Disappointment

Disappointment is what happens when someone fails to meet the expectations that you have for them.

Sometimes those expectations are unrealistic. Sometimes it is asking too much of the other person. I get that this isn’t fair to the other person. We need to love people for exactly who and what they are, without strings or expectations attached. Unconditional love and all that.

But what happens when those expectations are simple and basic? At what point do you decide between realistic and unrealistic expectations? Not all expectations are out of the question. Sometimes they’re simply a part of being in a good relationship. And you know what? I’m not sure that I believe in unconditional love in all cases.

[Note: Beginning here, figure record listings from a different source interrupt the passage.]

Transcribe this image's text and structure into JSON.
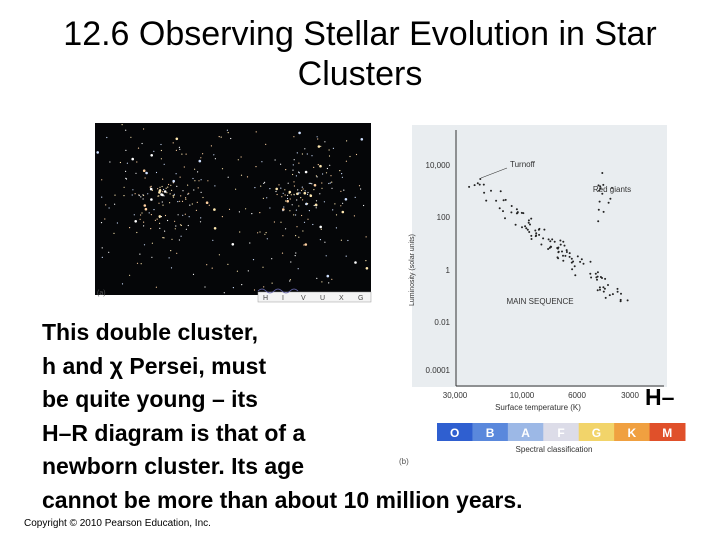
{
  "title": "12.6 Observing Stellar Evolution in Star Clusters",
  "photo": {
    "label": "(a)",
    "bands": [
      "H",
      "I",
      "V",
      "U",
      "X",
      "G"
    ]
  },
  "hr_diagram": {
    "label": "(b)",
    "y_axis_title": "Luminosity (solar units)",
    "y_ticks": [
      "10,000",
      "100",
      "1",
      "0.01",
      "0.0001"
    ],
    "x_axis_title": "Surface temperature (K)",
    "x_ticks": [
      "30,000",
      "10,000",
      "6000",
      "3000"
    ],
    "annotations": [
      "Turnoff",
      "Red giants",
      "MAIN SEQUENCE"
    ],
    "spectral_classes": [
      "O",
      "B",
      "A",
      "F",
      "G",
      "K",
      "M"
    ],
    "spectral_title": "Spectral classification"
  },
  "body": {
    "lines": [
      "This double cluster,",
      "h and χ Persei, must",
      "be quite young – its",
      "H–R diagram is that of a",
      "newborn cluster. Its age",
      "cannot be more than about 10 million years."
    ],
    "fragment": "H–"
  },
  "footer": "Copyright © 2010 Pearson Education, Inc."
}
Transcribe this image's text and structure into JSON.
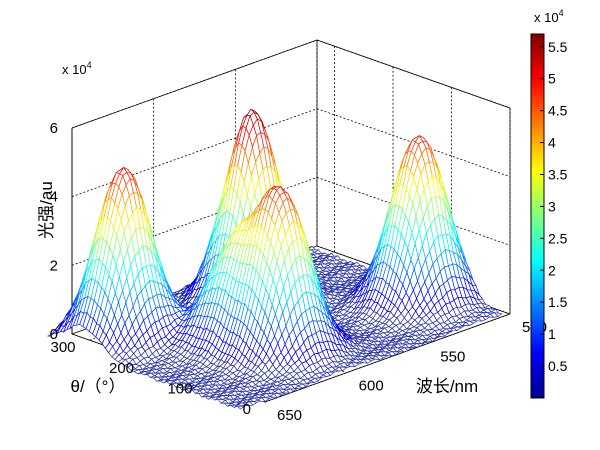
{
  "chart_data": {
    "type": "surface",
    "title": "",
    "zlabel": "光强/au",
    "ylabel": "θ/（°）",
    "xlabel": "波长/nm",
    "z_exponent_label": "x 10",
    "z_exponent_power": "4",
    "z_multiplier": 10000,
    "x_axis": {
      "label": "波长/nm",
      "range": [
        500,
        670
      ],
      "ticks": [
        "500",
        "550",
        "600",
        "650"
      ],
      "tick_values": [
        500,
        550,
        600,
        650
      ]
    },
    "y_axis": {
      "label": "θ/（°）",
      "range": [
        0,
        330
      ],
      "ticks": [
        "0",
        "100",
        "200",
        "300"
      ],
      "tick_values": [
        0,
        100,
        200,
        300
      ]
    },
    "z_axis": {
      "label": "光强/au",
      "range": [
        0,
        6
      ],
      "ticks": [
        "0",
        "2",
        "4",
        "6"
      ],
      "tick_values": [
        0,
        2,
        4,
        6
      ]
    },
    "peaks": [
      {
        "wavelength_nm": 640,
        "theta_deg": 270,
        "intensity": 5.0
      },
      {
        "wavelength_nm": 605,
        "theta_deg": 95,
        "intensity": 4.5
      },
      {
        "wavelength_nm": 570,
        "theta_deg": 245,
        "intensity": 5.6
      },
      {
        "wavelength_nm": 520,
        "theta_deg": 100,
        "intensity": 4.9
      },
      {
        "wavelength_nm": 612,
        "theta_deg": 160,
        "intensity": 2.8
      }
    ],
    "colorbar": {
      "exponent_label": "x 10",
      "exponent_power": "4",
      "range": [
        0,
        5.7
      ],
      "ticks": [
        "0.5",
        "1",
        "1.5",
        "2",
        "2.5",
        "3",
        "3.5",
        "4",
        "4.5",
        "5",
        "5.5"
      ],
      "tick_values": [
        0.5,
        1,
        1.5,
        2,
        2.5,
        3,
        3.5,
        4,
        4.5,
        5,
        5.5
      ]
    },
    "colormap": [
      "#00008f",
      "#0000ff",
      "#00ffff",
      "#ffff00",
      "#ff0000",
      "#800000"
    ],
    "grid": true,
    "mesh_color": "#2a34a8"
  }
}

It’s one thing to love someone for exactly who and what they are…but it’s quite another to look away from real issues within the relationship.

The big problem comes in recognizing the difference between the realistic and unrealistic expectations. Recognizing the difference and communicating those realistic expectations with your partner in a healthy, productive way.

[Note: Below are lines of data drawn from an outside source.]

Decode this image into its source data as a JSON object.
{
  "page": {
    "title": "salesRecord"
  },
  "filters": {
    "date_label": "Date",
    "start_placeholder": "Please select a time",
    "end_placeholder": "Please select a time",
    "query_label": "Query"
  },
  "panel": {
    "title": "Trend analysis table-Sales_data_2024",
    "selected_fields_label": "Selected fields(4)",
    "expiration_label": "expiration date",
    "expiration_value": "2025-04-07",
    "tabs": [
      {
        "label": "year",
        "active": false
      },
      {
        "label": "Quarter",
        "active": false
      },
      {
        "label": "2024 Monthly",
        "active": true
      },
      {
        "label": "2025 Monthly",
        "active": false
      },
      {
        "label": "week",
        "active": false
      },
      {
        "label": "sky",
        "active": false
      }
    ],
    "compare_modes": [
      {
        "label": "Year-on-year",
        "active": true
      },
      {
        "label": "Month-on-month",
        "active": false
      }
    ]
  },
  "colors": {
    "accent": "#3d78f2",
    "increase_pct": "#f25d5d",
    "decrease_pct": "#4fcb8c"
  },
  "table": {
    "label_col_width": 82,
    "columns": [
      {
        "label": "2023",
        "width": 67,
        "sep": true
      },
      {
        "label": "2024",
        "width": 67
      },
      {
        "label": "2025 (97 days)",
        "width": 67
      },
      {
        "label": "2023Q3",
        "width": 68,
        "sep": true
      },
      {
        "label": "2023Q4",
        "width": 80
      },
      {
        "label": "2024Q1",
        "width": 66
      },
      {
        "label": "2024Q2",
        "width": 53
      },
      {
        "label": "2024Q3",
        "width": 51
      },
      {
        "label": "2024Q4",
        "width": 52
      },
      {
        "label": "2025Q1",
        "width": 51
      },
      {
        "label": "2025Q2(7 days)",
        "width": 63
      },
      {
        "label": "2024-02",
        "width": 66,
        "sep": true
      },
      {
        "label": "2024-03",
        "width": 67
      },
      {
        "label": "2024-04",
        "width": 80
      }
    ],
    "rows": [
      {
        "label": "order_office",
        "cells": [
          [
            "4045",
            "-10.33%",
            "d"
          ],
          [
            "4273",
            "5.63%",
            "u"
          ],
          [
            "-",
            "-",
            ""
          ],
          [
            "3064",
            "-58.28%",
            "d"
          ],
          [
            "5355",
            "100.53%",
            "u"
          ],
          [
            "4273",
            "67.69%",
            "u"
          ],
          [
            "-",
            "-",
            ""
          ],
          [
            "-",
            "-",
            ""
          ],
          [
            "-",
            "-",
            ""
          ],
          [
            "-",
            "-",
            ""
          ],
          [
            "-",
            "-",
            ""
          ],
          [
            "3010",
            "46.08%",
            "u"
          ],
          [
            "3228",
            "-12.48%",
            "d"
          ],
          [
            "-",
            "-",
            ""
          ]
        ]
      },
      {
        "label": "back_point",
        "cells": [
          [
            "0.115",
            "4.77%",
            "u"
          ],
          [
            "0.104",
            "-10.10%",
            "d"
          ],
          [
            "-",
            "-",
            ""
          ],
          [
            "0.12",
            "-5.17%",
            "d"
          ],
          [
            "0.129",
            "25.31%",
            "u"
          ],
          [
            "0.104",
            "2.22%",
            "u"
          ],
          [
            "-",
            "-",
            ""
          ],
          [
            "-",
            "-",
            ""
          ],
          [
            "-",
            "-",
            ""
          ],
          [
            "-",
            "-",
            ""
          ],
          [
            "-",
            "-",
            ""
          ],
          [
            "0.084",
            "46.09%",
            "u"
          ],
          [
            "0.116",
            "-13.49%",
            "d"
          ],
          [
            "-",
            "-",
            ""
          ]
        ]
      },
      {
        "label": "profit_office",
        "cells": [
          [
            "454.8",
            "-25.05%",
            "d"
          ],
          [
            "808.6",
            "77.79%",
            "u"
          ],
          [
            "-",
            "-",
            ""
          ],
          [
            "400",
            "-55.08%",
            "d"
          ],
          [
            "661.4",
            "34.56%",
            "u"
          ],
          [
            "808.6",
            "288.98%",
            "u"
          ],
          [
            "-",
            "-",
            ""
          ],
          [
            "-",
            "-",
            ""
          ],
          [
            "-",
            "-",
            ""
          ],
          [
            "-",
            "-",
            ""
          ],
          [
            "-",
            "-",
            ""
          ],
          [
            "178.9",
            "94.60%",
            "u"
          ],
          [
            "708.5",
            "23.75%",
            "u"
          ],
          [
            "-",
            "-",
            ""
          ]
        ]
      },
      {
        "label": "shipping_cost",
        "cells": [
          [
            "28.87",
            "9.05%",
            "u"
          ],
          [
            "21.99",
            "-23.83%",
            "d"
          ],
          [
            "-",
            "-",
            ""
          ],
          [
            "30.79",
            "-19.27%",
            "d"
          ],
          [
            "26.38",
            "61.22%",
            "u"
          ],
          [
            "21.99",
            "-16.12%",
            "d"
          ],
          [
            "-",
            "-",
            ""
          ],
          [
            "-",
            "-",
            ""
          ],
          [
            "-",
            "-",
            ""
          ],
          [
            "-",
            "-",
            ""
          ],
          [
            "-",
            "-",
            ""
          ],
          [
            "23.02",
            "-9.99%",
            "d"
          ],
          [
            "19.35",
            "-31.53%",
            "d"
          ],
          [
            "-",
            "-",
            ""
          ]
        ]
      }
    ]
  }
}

You’d think this relationship stuff would get easier after a while.

Not so much.

 

5 Responses

  1. Sigh. I know this feeling…from a friendship right now. Dissapointment is hard to swallow. I’m sorry to hear it my dear!

  2. Ah… expectations… I can relate… I’m going through the same thing myself. Wanting so desperately to be on the same page… while trying to blend lives together….it is so difficult to achieve…. but I will remain the optimist.. Communicating those expectations… while maintaining my composure… I find to be one of the most difficult tasks of all….. hope it all works out : )

  3. I am so sorry that you’re having a hard time. Why isn’t life ever simple!

  4. At some point I keep waiting for relationships to be simple and they never are–no matter the age. My 12-year-old daughter was just broken up with by a boy who told HER friend first … lame. See, even 12-year-olds, who are so close to knowing everything, don’t even know how to work relationships 😉 *hugs*

  5. Hmm. I’m not sure I believe in unconditional love either. Especially in romantic relationships. I’m not sure where the line between asking too much and asking just enough is, but I know it exists. I think we let our potential partners know some of those expectations up front in direct and even indirect ways, and if they choose to enter into the relationship anyway, that is a tacit understanding and even acceptance of those conditions.